Was ist gerade passiert? Wenn wir die Wörter „Facebook“ und „Datenleck“ hören, bezieht sich dies oft auf den Missbrauch oder die Offenlegung von Benutzerdaten. Aber der neueste Datendiebstahl für das Unternehmen ist ein bisschen näher, da Festplatten mit Gehaltsinformationen für Tausende von Mitarbeitern während des Crash- und Eroberungsfahrzeugüberfalls gestohlen wurden.

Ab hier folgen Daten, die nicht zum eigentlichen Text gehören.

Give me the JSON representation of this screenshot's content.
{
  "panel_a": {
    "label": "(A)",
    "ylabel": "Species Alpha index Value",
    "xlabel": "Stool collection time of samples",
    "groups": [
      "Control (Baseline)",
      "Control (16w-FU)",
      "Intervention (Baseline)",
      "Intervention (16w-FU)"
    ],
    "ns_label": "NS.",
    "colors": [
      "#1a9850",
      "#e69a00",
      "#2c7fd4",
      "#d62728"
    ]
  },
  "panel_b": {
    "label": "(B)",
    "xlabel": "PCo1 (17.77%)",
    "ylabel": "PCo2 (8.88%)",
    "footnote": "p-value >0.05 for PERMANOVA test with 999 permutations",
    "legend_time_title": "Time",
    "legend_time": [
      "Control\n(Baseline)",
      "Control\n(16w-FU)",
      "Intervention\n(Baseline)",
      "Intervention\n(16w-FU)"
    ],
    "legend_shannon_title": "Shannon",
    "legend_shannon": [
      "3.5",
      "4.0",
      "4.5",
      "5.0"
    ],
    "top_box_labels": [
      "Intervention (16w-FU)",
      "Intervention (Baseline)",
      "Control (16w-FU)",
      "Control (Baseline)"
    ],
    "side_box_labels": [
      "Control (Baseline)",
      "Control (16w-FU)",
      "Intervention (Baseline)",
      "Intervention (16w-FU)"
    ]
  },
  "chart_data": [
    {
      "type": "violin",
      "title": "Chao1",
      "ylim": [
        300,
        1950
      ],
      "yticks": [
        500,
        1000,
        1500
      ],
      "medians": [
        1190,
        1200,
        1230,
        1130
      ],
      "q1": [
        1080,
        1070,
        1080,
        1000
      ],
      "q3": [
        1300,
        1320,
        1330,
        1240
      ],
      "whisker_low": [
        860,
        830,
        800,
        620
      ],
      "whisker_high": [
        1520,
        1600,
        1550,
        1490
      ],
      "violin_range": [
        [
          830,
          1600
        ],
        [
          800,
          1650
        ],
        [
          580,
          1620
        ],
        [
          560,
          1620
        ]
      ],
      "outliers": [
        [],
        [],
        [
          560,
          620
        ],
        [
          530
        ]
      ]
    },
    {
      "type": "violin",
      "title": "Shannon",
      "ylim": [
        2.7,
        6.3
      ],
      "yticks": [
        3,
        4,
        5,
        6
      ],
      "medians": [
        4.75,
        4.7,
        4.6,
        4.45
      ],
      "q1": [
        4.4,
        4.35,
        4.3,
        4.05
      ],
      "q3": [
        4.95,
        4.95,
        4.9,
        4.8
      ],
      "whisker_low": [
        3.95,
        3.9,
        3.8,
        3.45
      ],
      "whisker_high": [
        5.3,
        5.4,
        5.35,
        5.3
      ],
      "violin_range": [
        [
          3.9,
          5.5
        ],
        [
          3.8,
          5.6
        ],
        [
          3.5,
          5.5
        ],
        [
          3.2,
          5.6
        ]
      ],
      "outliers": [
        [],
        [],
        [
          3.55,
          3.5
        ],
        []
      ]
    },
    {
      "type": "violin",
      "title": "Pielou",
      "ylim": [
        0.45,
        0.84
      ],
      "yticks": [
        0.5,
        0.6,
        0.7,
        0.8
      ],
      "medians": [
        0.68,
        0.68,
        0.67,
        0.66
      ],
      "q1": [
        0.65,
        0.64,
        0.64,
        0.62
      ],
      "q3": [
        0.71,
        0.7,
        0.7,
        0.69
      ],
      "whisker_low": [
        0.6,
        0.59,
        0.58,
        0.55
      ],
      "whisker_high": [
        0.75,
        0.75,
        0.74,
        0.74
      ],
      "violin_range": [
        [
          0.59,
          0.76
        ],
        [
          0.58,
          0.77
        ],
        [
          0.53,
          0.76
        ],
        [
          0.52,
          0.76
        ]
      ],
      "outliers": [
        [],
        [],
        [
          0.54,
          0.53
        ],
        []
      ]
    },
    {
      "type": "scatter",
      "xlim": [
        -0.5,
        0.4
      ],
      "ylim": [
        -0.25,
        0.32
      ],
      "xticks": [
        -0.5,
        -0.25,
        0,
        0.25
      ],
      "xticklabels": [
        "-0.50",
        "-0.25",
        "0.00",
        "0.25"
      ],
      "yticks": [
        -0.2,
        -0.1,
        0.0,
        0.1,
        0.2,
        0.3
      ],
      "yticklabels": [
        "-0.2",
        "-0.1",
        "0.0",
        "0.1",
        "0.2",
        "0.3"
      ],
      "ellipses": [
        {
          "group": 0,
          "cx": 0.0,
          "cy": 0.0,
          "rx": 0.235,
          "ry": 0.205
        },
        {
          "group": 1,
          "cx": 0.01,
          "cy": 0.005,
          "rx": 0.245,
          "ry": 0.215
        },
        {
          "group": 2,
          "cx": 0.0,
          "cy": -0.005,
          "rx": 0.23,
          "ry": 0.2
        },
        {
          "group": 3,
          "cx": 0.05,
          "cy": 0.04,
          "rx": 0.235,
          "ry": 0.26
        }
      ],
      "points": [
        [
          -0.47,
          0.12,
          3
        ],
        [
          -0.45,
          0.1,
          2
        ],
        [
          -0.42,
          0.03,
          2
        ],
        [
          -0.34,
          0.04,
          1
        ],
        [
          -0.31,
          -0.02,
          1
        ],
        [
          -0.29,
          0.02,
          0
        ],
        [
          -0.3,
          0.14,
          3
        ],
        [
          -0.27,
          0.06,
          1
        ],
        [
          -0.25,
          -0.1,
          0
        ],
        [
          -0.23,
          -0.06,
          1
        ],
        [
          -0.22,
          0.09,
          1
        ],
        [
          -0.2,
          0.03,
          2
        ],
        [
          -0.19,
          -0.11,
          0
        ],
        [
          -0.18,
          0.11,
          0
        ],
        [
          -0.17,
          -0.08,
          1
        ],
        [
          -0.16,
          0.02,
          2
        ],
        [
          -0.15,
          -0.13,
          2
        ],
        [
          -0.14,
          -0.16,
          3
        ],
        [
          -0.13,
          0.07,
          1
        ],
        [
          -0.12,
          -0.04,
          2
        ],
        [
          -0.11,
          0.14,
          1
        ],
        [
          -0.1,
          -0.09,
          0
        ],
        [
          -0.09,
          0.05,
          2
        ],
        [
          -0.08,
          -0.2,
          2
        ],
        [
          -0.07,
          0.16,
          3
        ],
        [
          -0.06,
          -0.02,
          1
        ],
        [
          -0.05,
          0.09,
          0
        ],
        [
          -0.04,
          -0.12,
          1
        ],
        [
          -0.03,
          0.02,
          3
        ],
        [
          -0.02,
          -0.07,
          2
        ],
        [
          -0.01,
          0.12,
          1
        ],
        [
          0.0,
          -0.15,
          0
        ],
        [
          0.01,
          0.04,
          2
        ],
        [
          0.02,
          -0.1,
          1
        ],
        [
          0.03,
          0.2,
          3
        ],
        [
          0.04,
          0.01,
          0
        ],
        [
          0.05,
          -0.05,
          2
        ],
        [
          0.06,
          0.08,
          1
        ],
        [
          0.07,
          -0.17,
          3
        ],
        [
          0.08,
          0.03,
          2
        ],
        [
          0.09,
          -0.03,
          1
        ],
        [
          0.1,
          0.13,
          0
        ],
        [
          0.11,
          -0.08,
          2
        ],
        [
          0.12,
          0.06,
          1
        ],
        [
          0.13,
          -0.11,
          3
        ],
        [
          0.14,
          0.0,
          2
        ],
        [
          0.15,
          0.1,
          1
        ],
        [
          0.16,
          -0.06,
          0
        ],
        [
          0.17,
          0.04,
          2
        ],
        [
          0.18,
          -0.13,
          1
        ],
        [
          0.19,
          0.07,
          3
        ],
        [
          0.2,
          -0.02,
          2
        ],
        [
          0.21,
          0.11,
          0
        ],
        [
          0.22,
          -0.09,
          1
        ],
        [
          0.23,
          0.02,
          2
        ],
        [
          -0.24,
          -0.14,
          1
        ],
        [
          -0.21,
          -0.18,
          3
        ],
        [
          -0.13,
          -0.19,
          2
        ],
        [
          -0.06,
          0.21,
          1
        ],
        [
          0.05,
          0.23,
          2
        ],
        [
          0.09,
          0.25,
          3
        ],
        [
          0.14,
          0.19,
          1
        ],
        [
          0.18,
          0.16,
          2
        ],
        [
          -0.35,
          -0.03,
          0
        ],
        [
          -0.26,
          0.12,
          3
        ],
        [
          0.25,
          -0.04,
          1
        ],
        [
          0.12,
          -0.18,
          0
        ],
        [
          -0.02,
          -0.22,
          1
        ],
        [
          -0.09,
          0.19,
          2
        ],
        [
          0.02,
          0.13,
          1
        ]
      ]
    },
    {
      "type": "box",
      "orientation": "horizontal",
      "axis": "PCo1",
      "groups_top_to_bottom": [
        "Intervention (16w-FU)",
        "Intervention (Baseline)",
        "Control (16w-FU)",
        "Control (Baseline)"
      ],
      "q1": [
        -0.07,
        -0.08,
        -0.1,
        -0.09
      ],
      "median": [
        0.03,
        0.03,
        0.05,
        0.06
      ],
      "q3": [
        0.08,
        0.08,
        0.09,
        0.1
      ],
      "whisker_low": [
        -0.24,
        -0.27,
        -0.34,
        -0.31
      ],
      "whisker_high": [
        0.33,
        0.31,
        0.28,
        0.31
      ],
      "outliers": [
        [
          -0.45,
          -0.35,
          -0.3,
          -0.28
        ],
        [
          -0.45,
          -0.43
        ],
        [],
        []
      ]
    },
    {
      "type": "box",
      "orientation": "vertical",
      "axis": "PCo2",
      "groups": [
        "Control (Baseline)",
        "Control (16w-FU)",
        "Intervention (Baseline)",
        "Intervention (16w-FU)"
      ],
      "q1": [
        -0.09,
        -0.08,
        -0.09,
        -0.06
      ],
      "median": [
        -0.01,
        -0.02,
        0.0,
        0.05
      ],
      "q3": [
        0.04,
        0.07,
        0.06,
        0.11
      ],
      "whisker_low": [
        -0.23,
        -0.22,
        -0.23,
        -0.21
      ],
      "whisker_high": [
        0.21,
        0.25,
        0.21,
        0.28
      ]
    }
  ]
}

Facebook hat vielleicht in den letzten Jahren Schritte unternommen, um seine Datenschutzrichtlinien zu verschärfen, aber seine besten Absichten sind an einem Mitarbeiterfehler und etwas Pech gescheitert. Am Freitagmorgen erhielten Facebook-Mitarbeiter eine E-Mail, in der bestätigt wurde, dass unverschlüsselte Festplatten mit persönlichen und Gehaltsdaten aus dem Auto eines Mitarbeiters gestohlen wurden.

Laut Bloomberg enthielten die Discs Daten von fast 29.000 Personen, die 2018 bei Facebook arbeiteten, und enthielten Informationen wie Gehälter, Bonuszahlungen, Bankkontodaten und teilweise Sozialversicherungsnummern.

Zum einen wurden die Daten der Facebook-Nutzer nicht kompromittiert.

Das Unternehmen geht nicht davon aus, dass Personalinformationen gezielt gezielt sind. Stattdessen halten sie es für Pech, dass die Scheiben im kaputten Auto sind. Ein Facebook-Sprecher sagte: „Als wir den Diebstahl und Diebstahl des Autos eines Mitarbeiters untersuchten, das Firmenausrüstung mit Gehaltsabrechnungsinformationen enthielt, sahen wir keine Beweise für Missbrauch und dass es sich eher um eine Zertrümmerung und Auffangtat als um einen Versuch handelte, Mitarbeiterinformationen zu stehlen.“ . ”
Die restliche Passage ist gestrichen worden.